April 6, 2026
How to Set Up Cost Controls in OpenClaw: A Practical Guide
Learn how to manage costs in OpenClaw with token limits, cost caps, model routing, and audit logs. Get a practical checklist, example budgets, and setup tips for keeping your AI spend predictable.
Introduction
OpenClaw is a powerful AI infrastructure platform, but with great power comes the responsibility to manage costs. Whether you're running experiments, scaling production workloads, or offering LLM-powered features in your SaaS, cost controls are essential for predictability and peace of mind.
This guide walks you through setting up effective cost controls in OpenClaw, covering token limits, cost caps, model routing, and audit logs. You'll get a practical checklist and example budgets to help you get started, plus tips for integrating with Clawbase for even deeper observability.

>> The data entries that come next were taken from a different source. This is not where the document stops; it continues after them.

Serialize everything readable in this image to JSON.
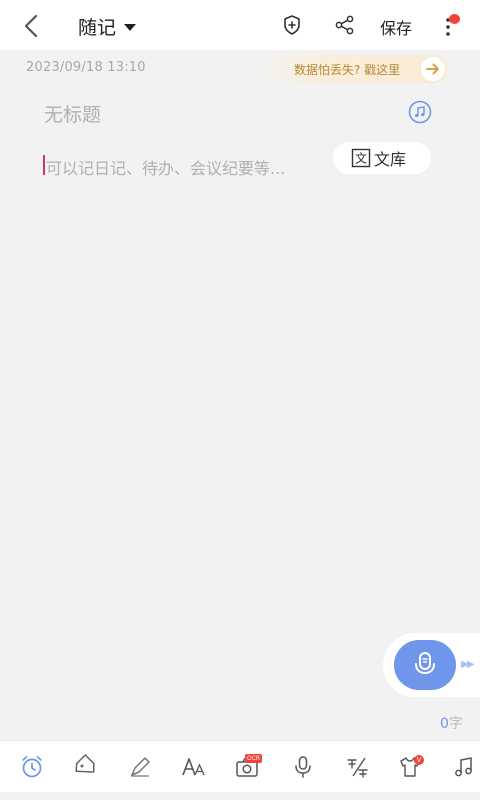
{
  "header": {
    "title": "随记",
    "save_label": "保存"
  },
  "note": {
    "datetime": "2023/09/18 13:10",
    "banner_text": "数据怕丢失? 戳这里",
    "title_placeholder": "无标题",
    "body_placeholder": "可以记日记、待办、会议纪要等...",
    "library_icon_text": "文",
    "library_label": "文库"
  },
  "footer": {
    "word_count": "0",
    "word_unit": "字",
    "ocr_badge": "OCR",
    "v_badge": "V"
  },
  "icons": {
    "back": "back-chevron-icon",
    "title_dropdown": "caret-down-icon",
    "add_tag": "shield-plus-icon",
    "share": "share-icon",
    "more": "more-vertical-icon",
    "banner_arrow": "arrow-right-icon",
    "music": "music-note-icon",
    "mic": "microphone-icon",
    "toolbar": [
      "alarm-clock-icon",
      "tag-icon",
      "pen-icon",
      "font-size-icon",
      "camera-ocr-icon",
      "microphone-icon",
      "text-format-icon",
      "shirt-theme-icon",
      "music-note-icon"
    ]
  },
  "colors": {
    "accent": "#6f96ea",
    "badge_red": "#f0443a",
    "banner_text": "#b9863a",
    "cursor": "#d6336c"
  }
}
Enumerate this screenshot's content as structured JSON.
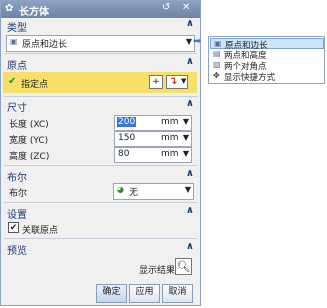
{
  "dialog": {
    "title": "长方体",
    "sections": {
      "type": {
        "label": "类型",
        "combo_value": "原点和边长"
      },
      "origin": {
        "label": "原点",
        "point_label": "指定点"
      },
      "size": {
        "label": "尺寸",
        "rows": [
          {
            "label": "长度 (XC)",
            "value": "200",
            "unit": "mm"
          },
          {
            "label": "宽度 (YC)",
            "value": "150",
            "unit": "mm"
          },
          {
            "label": "高度 (ZC)",
            "value": "80",
            "unit": "mm"
          }
        ]
      },
      "boolean": {
        "label": "布尔",
        "field_label": "布尔",
        "combo_value": "无"
      },
      "settings": {
        "label": "设置",
        "checkbox_label": "关联原点",
        "checkbox_checked": true
      },
      "preview": {
        "label": "预览",
        "show_result_label": "显示结果"
      }
    },
    "buttons": {
      "ok": "确定",
      "apply": "应用",
      "cancel": "取消"
    }
  },
  "dropdown": {
    "items": [
      {
        "label": "原点和边长",
        "selected": true,
        "icon": "cube-origin-icon"
      },
      {
        "label": "两点和高度",
        "selected": false,
        "icon": "cube-two-points-icon"
      },
      {
        "label": "两个对角点",
        "selected": false,
        "icon": "cube-diagonal-icon"
      },
      {
        "label": "显示快捷方式",
        "selected": false,
        "icon": "shortcut-icon"
      }
    ]
  },
  "colors": {
    "titlebar": "#7a92b4",
    "section_header": "#1f3a6d",
    "selected_row": "#f7e06a",
    "dropdown_selected": "#cde3f7"
  }
}
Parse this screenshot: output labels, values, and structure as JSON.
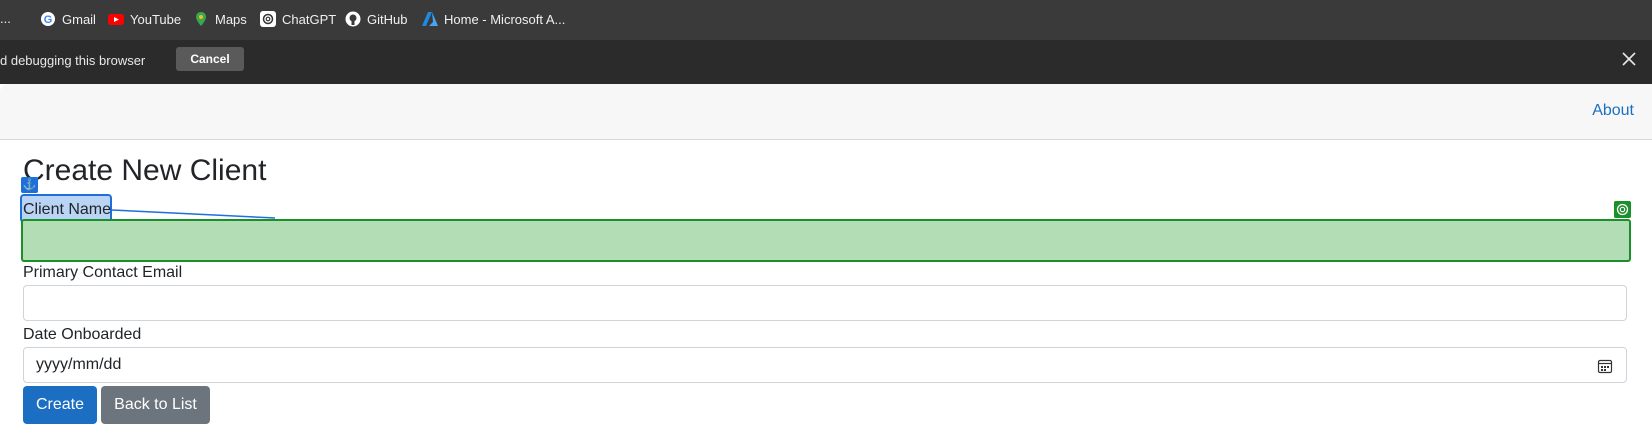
{
  "bookmarks": [
    {
      "label": "...",
      "icon": "truncated-item"
    },
    {
      "label": "Gmail",
      "icon": "google-icon"
    },
    {
      "label": "YouTube",
      "icon": "youtube-icon"
    },
    {
      "label": "Maps",
      "icon": "maps-pin-icon"
    },
    {
      "label": "ChatGPT",
      "icon": "chatgpt-icon"
    },
    {
      "label": "GitHub",
      "icon": "github-icon"
    },
    {
      "label": "Home - Microsoft A...",
      "icon": "azure-icon"
    }
  ],
  "debug_banner": {
    "text": "d debugging this browser",
    "cancel_label": "Cancel"
  },
  "navbar": {
    "about_label": "About"
  },
  "form": {
    "title": "Create New Client",
    "client_name_label": "Client Name",
    "client_name_value": "",
    "email_label": "Primary Contact Email",
    "email_value": "",
    "date_label": "Date Onboarded",
    "date_placeholder": "yyyy/mm/dd",
    "create_label": "Create",
    "back_label": "Back to List"
  },
  "colors": {
    "primary": "#1b6ec2",
    "secondary": "#6c757d",
    "highlight_green": "#1b8f2a",
    "highlight_blue": "#1e6fd9"
  }
}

Why Cost Controls Matter in OpenClaw
AI workloads can be unpredictable. A single runaway prompt or unexpected traffic spike can quickly rack up costs. OpenClaw gives you granular tools to keep expenses in check, whether you're a solo developer or managing a large team.
Key benefits:
- Prevent budget overruns before they happen
- Align spending with business goals
- Simplify reporting and audits
- Enable safe experimentation
The OpenClaw Cost Control Checklist
Here's a step-by-step checklist to set up robust cost controls in OpenClaw:
- Define your usage and budget goals
- Set token limits per project, user, or endpoint
- Establish cost caps for teams or environments
- Configure model routing for efficiency
- Enable audit logs for transparency
- Monitor and adjust regularly
Let's break down each step.
1. Define Your Usage and Budget Goals
Start by clarifying:
- Who will use OpenClaw? (e.g., devs, data scientists, downstream apps)
- What are typical workloads? (batch jobs, chatbots, feature APIs)
- What's your target monthly budget? (e.g., $100, $1,000, $10,000)
Example:
"Our SaaS team expects to process up to 2M tokens/month for customer support chatbots. We want to keep costs under $500/month."
2. Set Token Limits
Token limits are your first line of defense. In OpenClaw, you can set token quotas at multiple levels:
- Per-user: Prevents accidental overuse by a single developer or script.
- Per-project: Keeps experiments from impacting production.
- Per-endpoint: Useful if you expose different APIs with different cost profiles.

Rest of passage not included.